旬が旬の家で旬の服を干していることに、何の問題もないはずなのに。
「ナツはいっつも全部やってくれるからなぁ」
そんなことを呟きながら、旬はベッドの隣に座った。
「だから熱出ちゃったのかなあ……」
旬が申し訳なさそうに言いながら、そっと奈津美の額を撫でた。
それは違う。今日、熱を出してしまったのは、そんな理由じゃない。
元はと言えば、旬が……
いや、もうどうでもいい。
何が原因にしろ、きっと旬は、同じようにしていただろうから。
薬が効いてきたのだろうか。だんだん瞼が重くなってきた。
「ナツ、眠い?」
覗きこんでくる旬のことがぼやける。
奈津美は素直に頷いた。
「じゃあ、眠って? 何も気にしないで、ゆっくり休んで」
優しい声で言いながら、旬は奈津美の頭を撫でた。
「うん……あ、旬。洗濯物、四時頃になったら取り込んでね。
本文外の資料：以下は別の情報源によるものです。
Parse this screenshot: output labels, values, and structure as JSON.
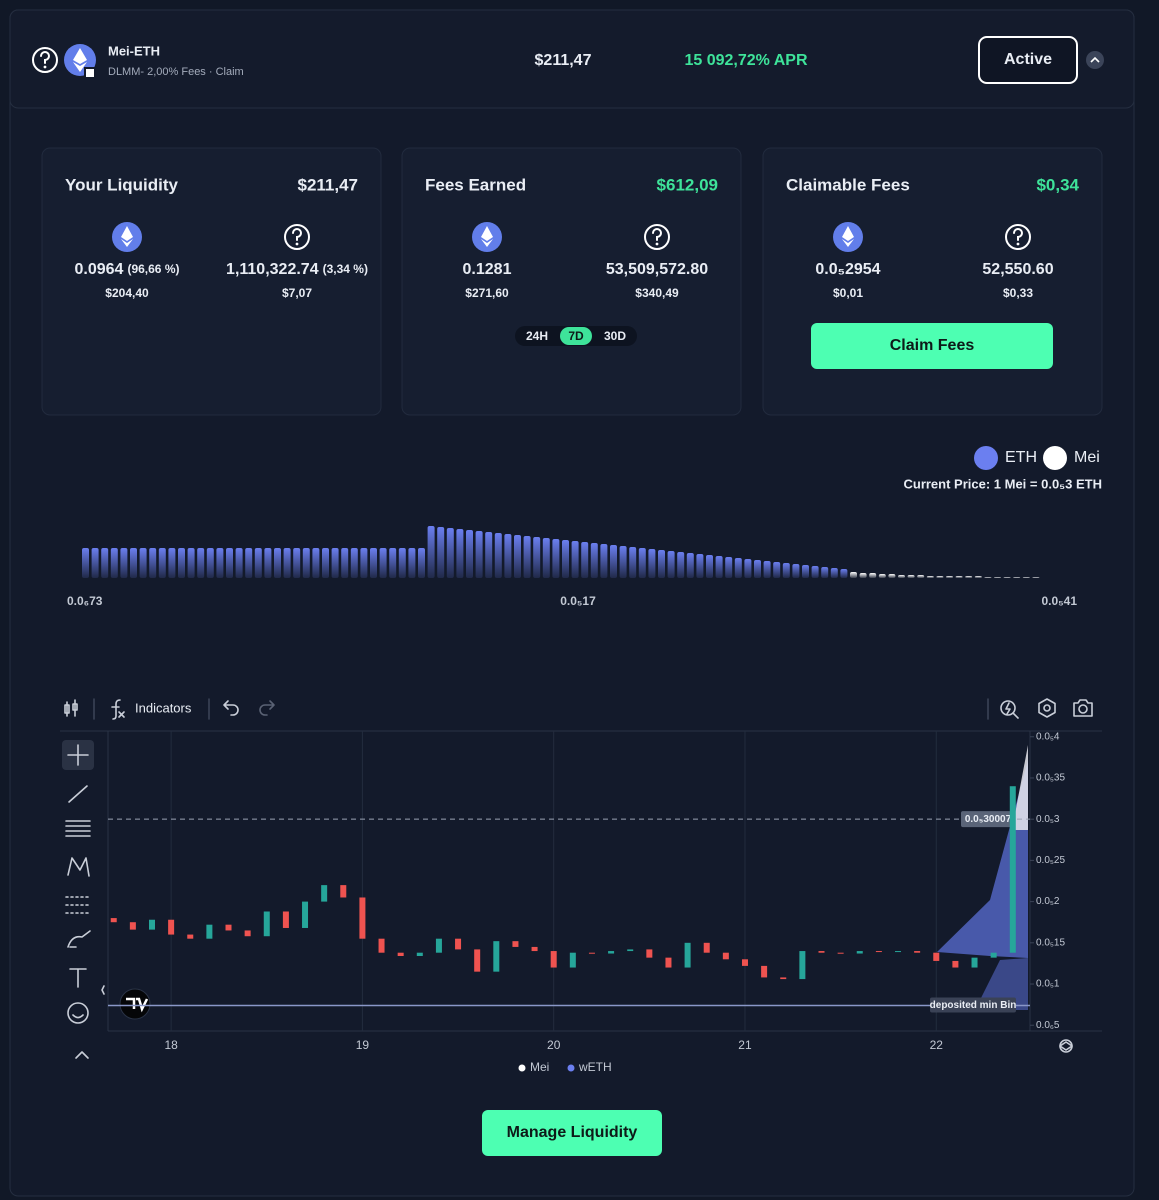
{
  "header": {
    "pair": "Mei-ETH",
    "subtitle": "DLMM- 2,00% Fees · Claim",
    "value": "$211,47",
    "apr": "15 092,72% APR",
    "status": "Active"
  },
  "cards": [
    {
      "title": "Your Liquidity",
      "total": "$211,47",
      "tokens": [
        {
          "amount": "0.0964",
          "share": "(96,66 %)",
          "usd": "$204,40"
        },
        {
          "amount": "1,110,322.74",
          "share": "(3,34 %)",
          "usd": "$7,07"
        }
      ]
    },
    {
      "title": "Fees Earned",
      "total": "$612,09",
      "tokens": [
        {
          "amount": "0.1281",
          "usd": "$271,60"
        },
        {
          "amount": "53,509,572.80",
          "usd": "$340,49"
        }
      ],
      "periods": [
        "24H",
        "7D",
        "30D"
      ],
      "active_period": 1
    },
    {
      "title": "Claimable Fees",
      "total": "$0,34",
      "tokens": [
        {
          "amount": "0.0₅2954",
          "usd": "$0,01"
        },
        {
          "amount": "52,550.60",
          "usd": "$0,33"
        }
      ],
      "button": "Claim Fees"
    }
  ],
  "liquidity": {
    "type": "bar",
    "current_price": "Current Price: 1 Mei = 0.0₅3 ETH",
    "axis_labels": [
      "0.0₆73",
      "0.0₅17",
      "0.0₅41"
    ],
    "series": [
      {
        "name": "ETH",
        "color": "#6b7ff0",
        "values": [
          30,
          30,
          30,
          30,
          30,
          30,
          30,
          30,
          30,
          30,
          30,
          30,
          30,
          30,
          30,
          30,
          30,
          30,
          30,
          30,
          30,
          30,
          30,
          30,
          30,
          30,
          30,
          30,
          30,
          30,
          30,
          30,
          30,
          30,
          30,
          30,
          52,
          51,
          50,
          49,
          48,
          47,
          46,
          45,
          44,
          43,
          42,
          41,
          40,
          39,
          38,
          37,
          36,
          35,
          34,
          33,
          32,
          31,
          30,
          29,
          28,
          27,
          26,
          25,
          24,
          23,
          22,
          21,
          20,
          19,
          18,
          17,
          16,
          15,
          14,
          13,
          12,
          11,
          10,
          9,
          null,
          null,
          null,
          null,
          null,
          null,
          null,
          null,
          null,
          null,
          null,
          null,
          null,
          null,
          null,
          null,
          null,
          null,
          null,
          null
        ]
      },
      {
        "name": "Mei",
        "color": "#ffffff",
        "values": [
          null,
          null,
          null,
          null,
          null,
          null,
          null,
          null,
          null,
          null,
          null,
          null,
          null,
          null,
          null,
          null,
          null,
          null,
          null,
          null,
          null,
          null,
          null,
          null,
          null,
          null,
          null,
          null,
          null,
          null,
          null,
          null,
          null,
          null,
          null,
          null,
          null,
          null,
          null,
          null,
          null,
          null,
          null,
          null,
          null,
          null,
          null,
          null,
          null,
          null,
          null,
          null,
          null,
          null,
          null,
          null,
          null,
          null,
          null,
          null,
          null,
          null,
          null,
          null,
          null,
          null,
          null,
          null,
          null,
          null,
          null,
          null,
          null,
          null,
          null,
          null,
          null,
          null,
          null,
          null,
          6,
          5,
          5,
          4,
          4,
          3,
          3,
          3,
          2,
          2,
          2,
          2,
          2,
          2,
          1,
          1,
          1,
          1,
          1,
          1
        ]
      }
    ]
  },
  "price_chart": {
    "type": "candlestick",
    "indicators": "Indicators",
    "xlim": [
      17.67,
      22.49
    ],
    "ylim": [
      4.3e-07,
      4.07e-06
    ],
    "xticks": [
      18,
      19,
      20,
      21,
      22
    ],
    "yticks": [
      {
        "value": 4e-06,
        "label": "0.0₅4"
      },
      {
        "value": 3.5e-06,
        "label": "0.0₅35"
      },
      {
        "value": 3e-06,
        "label": "0.0₅3"
      },
      {
        "value": 2.5e-06,
        "label": "0.0₅25"
      },
      {
        "value": 2e-06,
        "label": "0.0₅2"
      },
      {
        "value": 1.5e-06,
        "label": "0.0₅15"
      },
      {
        "value": 1e-06,
        "label": "0.0₅1"
      },
      {
        "value": 5e-07,
        "label": "0.0₆5"
      }
    ],
    "price_line": {
      "value": 3.0007e-06,
      "label": "0.0₅30007"
    },
    "min_bin": {
      "value": 7.4e-07,
      "label": "deposited min Bin"
    },
    "up_color": "#26a69a",
    "down_color": "#ef5350",
    "x": [
      17.7,
      17.8,
      17.9,
      18.0,
      18.1,
      18.2,
      18.3,
      18.4,
      18.5,
      18.6,
      18.7,
      18.8,
      18.9,
      19.0,
      19.1,
      19.2,
      19.3,
      19.4,
      19.5,
      19.6,
      19.7,
      19.8,
      19.9,
      20.0,
      20.1,
      20.2,
      20.3,
      20.4,
      20.5,
      20.6,
      20.7,
      20.8,
      20.9,
      21.0,
      21.1,
      21.2,
      21.3,
      21.4,
      21.5,
      21.6,
      21.7,
      21.8,
      21.9,
      22.0,
      22.1,
      22.2,
      22.3,
      22.4
    ],
    "open": [
      1.8e-06,
      1.75e-06,
      1.66e-06,
      1.78e-06,
      1.6e-06,
      1.55e-06,
      1.72e-06,
      1.65e-06,
      1.58e-06,
      1.88e-06,
      1.68e-06,
      2e-06,
      2.2e-06,
      2.05e-06,
      1.55e-06,
      1.38e-06,
      1.34e-06,
      1.38e-06,
      1.55e-06,
      1.42e-06,
      1.15e-06,
      1.52e-06,
      1.45e-06,
      1.4e-06,
      1.2e-06,
      1.38e-06,
      1.37e-06,
      1.4e-06,
      1.42e-06,
      1.32e-06,
      1.2e-06,
      1.5e-06,
      1.38e-06,
      1.3e-06,
      1.22e-06,
      1.08e-06,
      1.06e-06,
      1.4e-06,
      1.38e-06,
      1.37e-06,
      1.4e-06,
      1.39e-06,
      1.4e-06,
      1.38e-06,
      1.28e-06,
      1.2e-06,
      1.32e-06,
      1.38e-06
    ],
    "close": [
      1.75e-06,
      1.66e-06,
      1.78e-06,
      1.6e-06,
      1.55e-06,
      1.72e-06,
      1.65e-06,
      1.58e-06,
      1.88e-06,
      1.68e-06,
      2e-06,
      2.2e-06,
      2.05e-06,
      1.55e-06,
      1.38e-06,
      1.34e-06,
      1.38e-06,
      1.55e-06,
      1.42e-06,
      1.15e-06,
      1.52e-06,
      1.45e-06,
      1.4e-06,
      1.2e-06,
      1.38e-06,
      1.37e-06,
      1.4e-06,
      1.42e-06,
      1.32e-06,
      1.2e-06,
      1.5e-06,
      1.38e-06,
      1.3e-06,
      1.22e-06,
      1.08e-06,
      1.06e-06,
      1.4e-06,
      1.38e-06,
      1.37e-06,
      1.4e-06,
      1.39e-06,
      1.4e-06,
      1.38e-06,
      1.28e-06,
      1.2e-06,
      1.32e-06,
      1.38e-06,
      3.4e-06
    ],
    "legend": [
      {
        "name": "Mei",
        "color": "#ffffff"
      },
      {
        "name": "wETH",
        "color": "#6b7ff0"
      }
    ]
  },
  "footer": {
    "button": "Manage Liquidity"
  }
}
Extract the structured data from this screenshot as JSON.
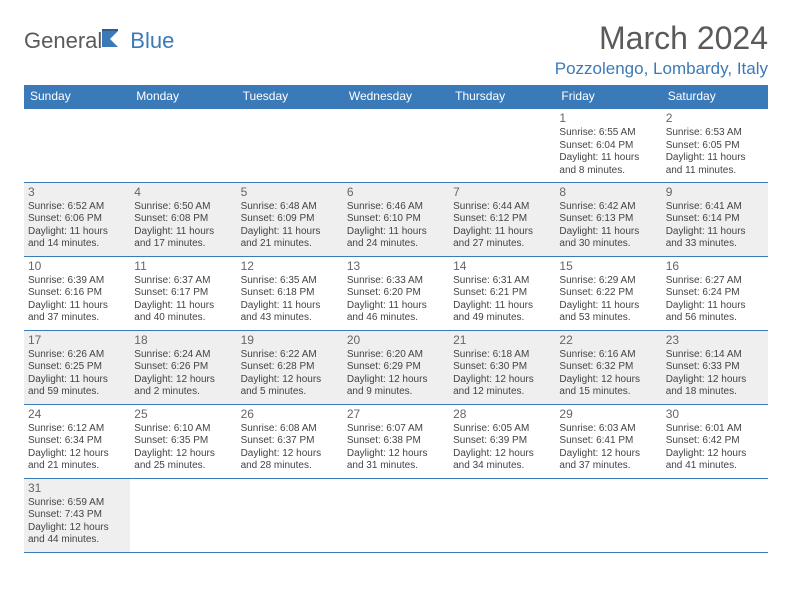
{
  "logo": {
    "text1": "General",
    "text2": "Blue"
  },
  "title": "March 2024",
  "location": "Pozzolengo, Lombardy, Italy",
  "colors": {
    "header_bg": "#3a7ab8",
    "header_text": "#ffffff",
    "alt_row_bg": "#efefef",
    "text": "#444444",
    "title_color": "#5a5a5a",
    "location_color": "#3a7ab8",
    "border": "#3a7ab8"
  },
  "fonts": {
    "title_size": 32,
    "location_size": 17,
    "header_size": 12,
    "daynum_size": 12,
    "body_size": 10
  },
  "dayHeaders": [
    "Sunday",
    "Monday",
    "Tuesday",
    "Wednesday",
    "Thursday",
    "Friday",
    "Saturday"
  ],
  "weeks": [
    {
      "alt": false,
      "days": [
        null,
        null,
        null,
        null,
        null,
        {
          "n": "1",
          "sunrise": "6:55 AM",
          "sunset": "6:04 PM",
          "daylight": "11 hours and 8 minutes."
        },
        {
          "n": "2",
          "sunrise": "6:53 AM",
          "sunset": "6:05 PM",
          "daylight": "11 hours and 11 minutes."
        }
      ]
    },
    {
      "alt": true,
      "days": [
        {
          "n": "3",
          "sunrise": "6:52 AM",
          "sunset": "6:06 PM",
          "daylight": "11 hours and 14 minutes."
        },
        {
          "n": "4",
          "sunrise": "6:50 AM",
          "sunset": "6:08 PM",
          "daylight": "11 hours and 17 minutes."
        },
        {
          "n": "5",
          "sunrise": "6:48 AM",
          "sunset": "6:09 PM",
          "daylight": "11 hours and 21 minutes."
        },
        {
          "n": "6",
          "sunrise": "6:46 AM",
          "sunset": "6:10 PM",
          "daylight": "11 hours and 24 minutes."
        },
        {
          "n": "7",
          "sunrise": "6:44 AM",
          "sunset": "6:12 PM",
          "daylight": "11 hours and 27 minutes."
        },
        {
          "n": "8",
          "sunrise": "6:42 AM",
          "sunset": "6:13 PM",
          "daylight": "11 hours and 30 minutes."
        },
        {
          "n": "9",
          "sunrise": "6:41 AM",
          "sunset": "6:14 PM",
          "daylight": "11 hours and 33 minutes."
        }
      ]
    },
    {
      "alt": false,
      "days": [
        {
          "n": "10",
          "sunrise": "6:39 AM",
          "sunset": "6:16 PM",
          "daylight": "11 hours and 37 minutes."
        },
        {
          "n": "11",
          "sunrise": "6:37 AM",
          "sunset": "6:17 PM",
          "daylight": "11 hours and 40 minutes."
        },
        {
          "n": "12",
          "sunrise": "6:35 AM",
          "sunset": "6:18 PM",
          "daylight": "11 hours and 43 minutes."
        },
        {
          "n": "13",
          "sunrise": "6:33 AM",
          "sunset": "6:20 PM",
          "daylight": "11 hours and 46 minutes."
        },
        {
          "n": "14",
          "sunrise": "6:31 AM",
          "sunset": "6:21 PM",
          "daylight": "11 hours and 49 minutes."
        },
        {
          "n": "15",
          "sunrise": "6:29 AM",
          "sunset": "6:22 PM",
          "daylight": "11 hours and 53 minutes."
        },
        {
          "n": "16",
          "sunrise": "6:27 AM",
          "sunset": "6:24 PM",
          "daylight": "11 hours and 56 minutes."
        }
      ]
    },
    {
      "alt": true,
      "days": [
        {
          "n": "17",
          "sunrise": "6:26 AM",
          "sunset": "6:25 PM",
          "daylight": "11 hours and 59 minutes."
        },
        {
          "n": "18",
          "sunrise": "6:24 AM",
          "sunset": "6:26 PM",
          "daylight": "12 hours and 2 minutes."
        },
        {
          "n": "19",
          "sunrise": "6:22 AM",
          "sunset": "6:28 PM",
          "daylight": "12 hours and 5 minutes."
        },
        {
          "n": "20",
          "sunrise": "6:20 AM",
          "sunset": "6:29 PM",
          "daylight": "12 hours and 9 minutes."
        },
        {
          "n": "21",
          "sunrise": "6:18 AM",
          "sunset": "6:30 PM",
          "daylight": "12 hours and 12 minutes."
        },
        {
          "n": "22",
          "sunrise": "6:16 AM",
          "sunset": "6:32 PM",
          "daylight": "12 hours and 15 minutes."
        },
        {
          "n": "23",
          "sunrise": "6:14 AM",
          "sunset": "6:33 PM",
          "daylight": "12 hours and 18 minutes."
        }
      ]
    },
    {
      "alt": false,
      "days": [
        {
          "n": "24",
          "sunrise": "6:12 AM",
          "sunset": "6:34 PM",
          "daylight": "12 hours and 21 minutes."
        },
        {
          "n": "25",
          "sunrise": "6:10 AM",
          "sunset": "6:35 PM",
          "daylight": "12 hours and 25 minutes."
        },
        {
          "n": "26",
          "sunrise": "6:08 AM",
          "sunset": "6:37 PM",
          "daylight": "12 hours and 28 minutes."
        },
        {
          "n": "27",
          "sunrise": "6:07 AM",
          "sunset": "6:38 PM",
          "daylight": "12 hours and 31 minutes."
        },
        {
          "n": "28",
          "sunrise": "6:05 AM",
          "sunset": "6:39 PM",
          "daylight": "12 hours and 34 minutes."
        },
        {
          "n": "29",
          "sunrise": "6:03 AM",
          "sunset": "6:41 PM",
          "daylight": "12 hours and 37 minutes."
        },
        {
          "n": "30",
          "sunrise": "6:01 AM",
          "sunset": "6:42 PM",
          "daylight": "12 hours and 41 minutes."
        }
      ]
    },
    {
      "alt": true,
      "days": [
        {
          "n": "31",
          "sunrise": "6:59 AM",
          "sunset": "7:43 PM",
          "daylight": "12 hours and 44 minutes."
        },
        null,
        null,
        null,
        null,
        null,
        null
      ]
    }
  ],
  "labels": {
    "sunrise": "Sunrise: ",
    "sunset": "Sunset: ",
    "daylight": "Daylight: "
  }
}
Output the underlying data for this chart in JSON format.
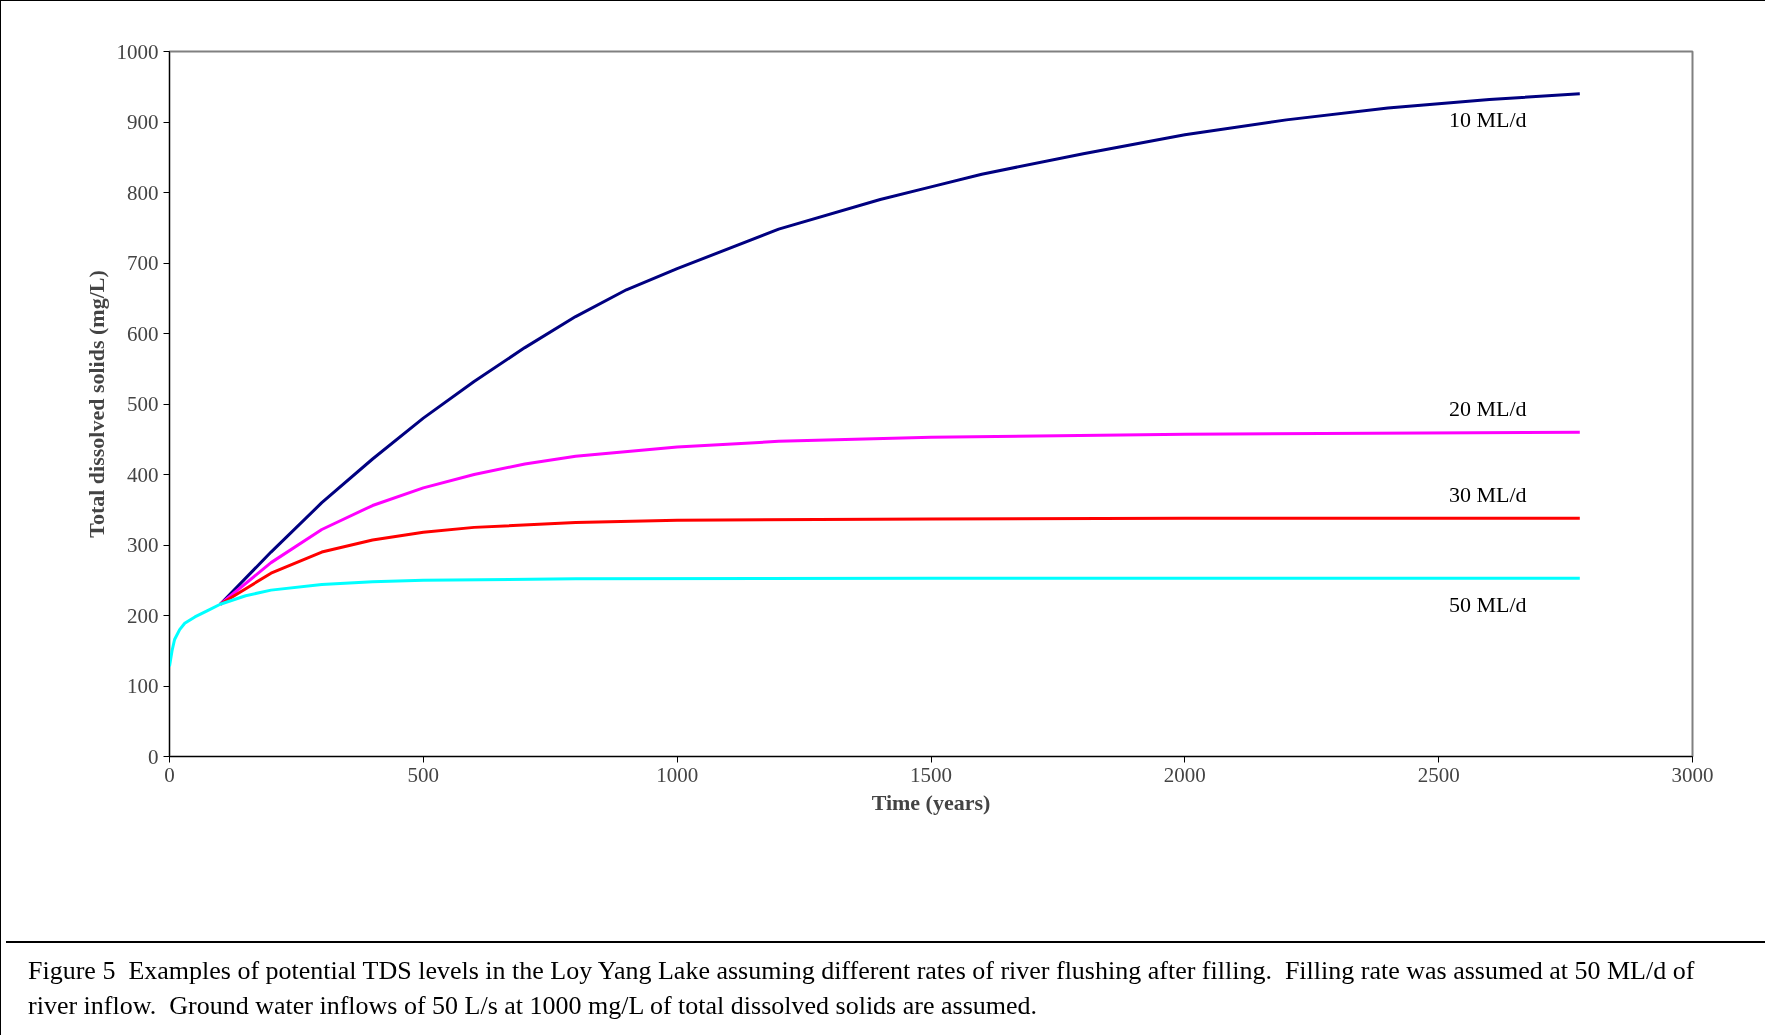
{
  "chart_data": {
    "type": "line",
    "xlabel": "Time (years)",
    "ylabel": "Total dissolved solids (mg/L)",
    "xlim": [
      0,
      3000
    ],
    "xticks": [
      0,
      500,
      1000,
      1500,
      2000,
      2500,
      3000
    ],
    "ylim": [
      0,
      1000
    ],
    "yticks": [
      0,
      100,
      200,
      300,
      400,
      500,
      600,
      700,
      800,
      900,
      1000
    ],
    "grid": false,
    "marker": "none",
    "line_style": "solid",
    "series": [
      {
        "name": "10 ML/d",
        "color": "#000080",
        "x": [
          100,
          200,
          300,
          400,
          500,
          600,
          700,
          800,
          900,
          1000,
          1200,
          1400,
          1500,
          1600,
          1800,
          2000,
          2200,
          2400,
          2600,
          2778
        ],
        "values": [
          216,
          290,
          360,
          422,
          480,
          532,
          580,
          624,
          662,
          692,
          748,
          790,
          808,
          826,
          855,
          882,
          903,
          920,
          932,
          940
        ]
      },
      {
        "name": "20 ML/d",
        "color": "#ff00ff",
        "x": [
          100,
          200,
          300,
          400,
          500,
          600,
          700,
          800,
          1000,
          1200,
          1500,
          2000,
          2778
        ],
        "values": [
          216,
          275,
          322,
          356,
          381,
          400,
          415,
          426,
          439,
          447,
          453,
          457,
          460
        ]
      },
      {
        "name": "30 ML/d",
        "color": "#ff0000",
        "x": [
          100,
          200,
          300,
          400,
          500,
          600,
          800,
          1000,
          1500,
          2000,
          2778
        ],
        "values": [
          216,
          260,
          290,
          307,
          318,
          325,
          332,
          335,
          337,
          338,
          338
        ]
      },
      {
        "name": "50 ML/d",
        "color": "#00ffff",
        "x": [
          0,
          5,
          10,
          20,
          30,
          50,
          75,
          100,
          150,
          200,
          300,
          400,
          500,
          800,
          1500,
          2778
        ],
        "values": [
          128,
          150,
          166,
          180,
          189,
          198,
          207,
          216,
          228,
          236,
          244,
          248,
          250,
          252,
          253,
          253
        ]
      }
    ],
    "annotations": [
      "Figure 5  Examples of potential TDS levels in the Loy Yang Lake assuming different rates of river flushing after filling.  Filling rate was assumed at 50 ML/d of river inflow.  Ground water inflows of 50 L/s at 1000 mg/L of total dissolved solids are assumed."
    ]
  }
}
乾いてなかったら、部屋の中に干しといてね。あと……」
「もー。何も気にしないでって言ったとこじゃん」
旬が口を尖らせて、奈津美の頬を指でぐりぐりと押した。
「大丈夫だよ。だから、安心して眠って」
「……うん」
返事をすると、本当に睡魔が襲ってきて、そのまま眠りに落ちていった。
遠くの方で、旬の「おやすみ」が聞こえたような気がした。